La France a annoncé jeudi vouloir une résolution du Conseil de sécurité de l’ONU contre le financement du terrorisme, qui s’appuie actuellement sur des « mandats-cash » et des « collecteurs de fonds » contre lesquels la coopération internationale doit s’intensifier.
Il reste « de nombreux défis à relever », a souligné François Delattre, ambassadeur français à l’ONU, en annonçant la présentation « dans les prochaines semaines » d’un projet de résolution « dédié à la lutte contre le financement du terrorisme ».
L’adoption d’un texte est espérée en mars, lorsque la France sera présidente du Conseil de sécurité. Il s’agirait de la première résolution de l’ONU portant spécifiquement sur le sujet, selon une source diplomatique française.
Lors d’une réunion au siège de l’ONU à New York, la majorité des participants représentant la Russie comme des pays africains ou asiatiques ont plaidé pour un meilleur partage des informations entre gouvernements et services.
« Les défaites territoriales de Daech (un acronyme du groupe Etat islamique) ont émietté, éclaté son territoire et affaibli sa capacité à s’auto-financer. Mais ces réseaux n’ont pas pour autant disparu.
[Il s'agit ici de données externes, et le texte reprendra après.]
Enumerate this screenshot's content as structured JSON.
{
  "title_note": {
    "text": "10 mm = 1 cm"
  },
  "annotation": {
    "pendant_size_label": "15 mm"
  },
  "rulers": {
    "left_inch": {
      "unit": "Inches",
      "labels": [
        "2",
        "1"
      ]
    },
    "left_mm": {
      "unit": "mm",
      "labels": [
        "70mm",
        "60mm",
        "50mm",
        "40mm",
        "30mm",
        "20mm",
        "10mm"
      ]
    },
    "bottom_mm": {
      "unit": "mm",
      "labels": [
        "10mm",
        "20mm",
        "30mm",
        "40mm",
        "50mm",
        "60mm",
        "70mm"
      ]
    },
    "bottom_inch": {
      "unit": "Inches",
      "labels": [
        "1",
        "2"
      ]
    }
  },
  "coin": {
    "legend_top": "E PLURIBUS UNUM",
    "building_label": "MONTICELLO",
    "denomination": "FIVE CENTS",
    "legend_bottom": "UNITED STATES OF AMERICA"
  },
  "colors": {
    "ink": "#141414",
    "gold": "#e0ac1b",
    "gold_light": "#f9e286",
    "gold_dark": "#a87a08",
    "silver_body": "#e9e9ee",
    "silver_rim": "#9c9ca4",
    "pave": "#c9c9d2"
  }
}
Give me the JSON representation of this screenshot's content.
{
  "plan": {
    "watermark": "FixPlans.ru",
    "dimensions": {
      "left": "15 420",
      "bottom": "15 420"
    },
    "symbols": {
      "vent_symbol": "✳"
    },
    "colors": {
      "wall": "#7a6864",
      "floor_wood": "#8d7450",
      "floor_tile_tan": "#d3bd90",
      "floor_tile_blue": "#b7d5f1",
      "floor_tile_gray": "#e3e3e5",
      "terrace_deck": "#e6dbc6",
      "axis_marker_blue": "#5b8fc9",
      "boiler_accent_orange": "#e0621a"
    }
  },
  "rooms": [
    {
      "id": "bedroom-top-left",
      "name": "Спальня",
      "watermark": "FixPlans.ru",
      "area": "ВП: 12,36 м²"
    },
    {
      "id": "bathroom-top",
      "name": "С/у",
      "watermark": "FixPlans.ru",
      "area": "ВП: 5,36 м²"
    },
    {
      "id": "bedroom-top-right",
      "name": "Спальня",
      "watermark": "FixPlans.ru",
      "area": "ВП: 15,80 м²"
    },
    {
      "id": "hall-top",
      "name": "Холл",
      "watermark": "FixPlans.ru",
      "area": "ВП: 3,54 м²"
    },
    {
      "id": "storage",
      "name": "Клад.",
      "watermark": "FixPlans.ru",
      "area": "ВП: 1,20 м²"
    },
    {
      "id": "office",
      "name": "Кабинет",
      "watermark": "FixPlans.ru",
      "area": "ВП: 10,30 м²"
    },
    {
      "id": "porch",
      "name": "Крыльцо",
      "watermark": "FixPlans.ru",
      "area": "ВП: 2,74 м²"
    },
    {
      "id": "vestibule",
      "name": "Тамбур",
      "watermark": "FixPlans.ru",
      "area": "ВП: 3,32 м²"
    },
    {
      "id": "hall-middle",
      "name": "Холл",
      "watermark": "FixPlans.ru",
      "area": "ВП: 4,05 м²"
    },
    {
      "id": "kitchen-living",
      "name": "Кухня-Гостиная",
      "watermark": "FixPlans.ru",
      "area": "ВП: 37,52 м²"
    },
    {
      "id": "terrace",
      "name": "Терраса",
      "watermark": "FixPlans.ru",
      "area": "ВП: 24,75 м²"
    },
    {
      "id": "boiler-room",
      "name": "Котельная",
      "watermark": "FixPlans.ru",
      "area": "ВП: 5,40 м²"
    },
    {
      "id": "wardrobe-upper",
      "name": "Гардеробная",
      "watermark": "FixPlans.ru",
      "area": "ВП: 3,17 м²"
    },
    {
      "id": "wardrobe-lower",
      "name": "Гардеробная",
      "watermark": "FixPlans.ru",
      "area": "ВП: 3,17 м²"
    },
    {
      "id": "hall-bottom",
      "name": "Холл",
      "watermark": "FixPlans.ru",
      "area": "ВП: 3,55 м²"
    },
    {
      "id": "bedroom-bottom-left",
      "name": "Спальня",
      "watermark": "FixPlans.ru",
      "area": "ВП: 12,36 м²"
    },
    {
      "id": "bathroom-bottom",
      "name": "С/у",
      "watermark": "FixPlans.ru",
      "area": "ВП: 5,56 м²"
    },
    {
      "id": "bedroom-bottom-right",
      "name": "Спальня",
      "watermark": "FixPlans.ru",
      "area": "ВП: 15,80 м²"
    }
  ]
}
La menace est évolutive et durable », a souligné lors d’une liaison vidéo Rémy Heitz, procureur de la République à Paris, chargé notamment des affaires terroristes en France.
« L’information financière permet de repérer les traces, les indices que les terroristes vont semer lors de la préparation de leurs actes criminels ». Cela aide à « identifier certains individus et à révéler la préparation logistique d’un passage à l’acte terroriste », a aussi affirmé le magistrat.
« Il peut s’agir de la souscription d’un prêt à la consommation ou encore d’achat de billets d’avion pour un pays frontalier d’une zone du jihad », a-t-il relevé. « Le renseignement financier permet aussi d’arrêter des projets de départ vers ces zones ».
– « 400 collecteurs de fonds » –
Ce spécialiste de l’antiterrorisme a révélé que « depuis quatre ans, la justice française avait identifié près de 400 collecteurs de fonds établis dans des pays situés à proximité de la zone irako-syrienne ».
« Ces intermédiaires financiers qui travaillent pour Daech ou Al-Qaïda recevaient des mandats-cash de type Western Union d’un montant allant de quelques dizaines d’euros jusqu’à plusieurs milliers d’euros, mandats envoyés depuis une centaine de pays dans le monde pour être transférés ensuite à des combattants jihadistes », a-t-il précisé.
Uniquement pour la « France, nous avons identifié plusieurs centaines d’expéditeurs ayant envoyé un ou plusieurs mandats de ce type à ces collecteurs, pour un montant total supérieur à un million de dollars », a-t-il indiqué.
Selon lui, les renseignements financiers aident à « identifier des jihadistes dont la présence en zone irako-syrienne n’avait pas été décelée jusqu’alors ».
« En plaçant en garde à vue les expéditeurs des mandats, des enquêteurs ont obtenu l’aveu de la présence en zone de combats d’une dizaine de Français, aussi bien des hommes que des femmes qui n’avaient pas été repérés jusque-là », a poursuivi Rémy Heitz.
« Ces enquêtes ont démontré qu’en suivant l’argent, on suivait des terroristes » et « la lutte contre le terrorisme passe nécessairement par la lutte contre le nerf de toutes les guerres, c’est-à-dire l’argent », a-t-il insisté.
Le procureur de Paris a enfin assuré que « ce type de financement était utilisé aussi lors des retours des jihadistes dans les pays d’origine », un sujet crucial pour nombre de pays ciblés ces dernières années par des attentats.
« La détection de ces mandats permet aux enquêteurs de repérer des terroristes qui pourraient être tentés de quitter la zone irako-syrienne pour rentrer sur notre territoire, parfois pour y commettre un attentat », a fait valoir le magistrat français.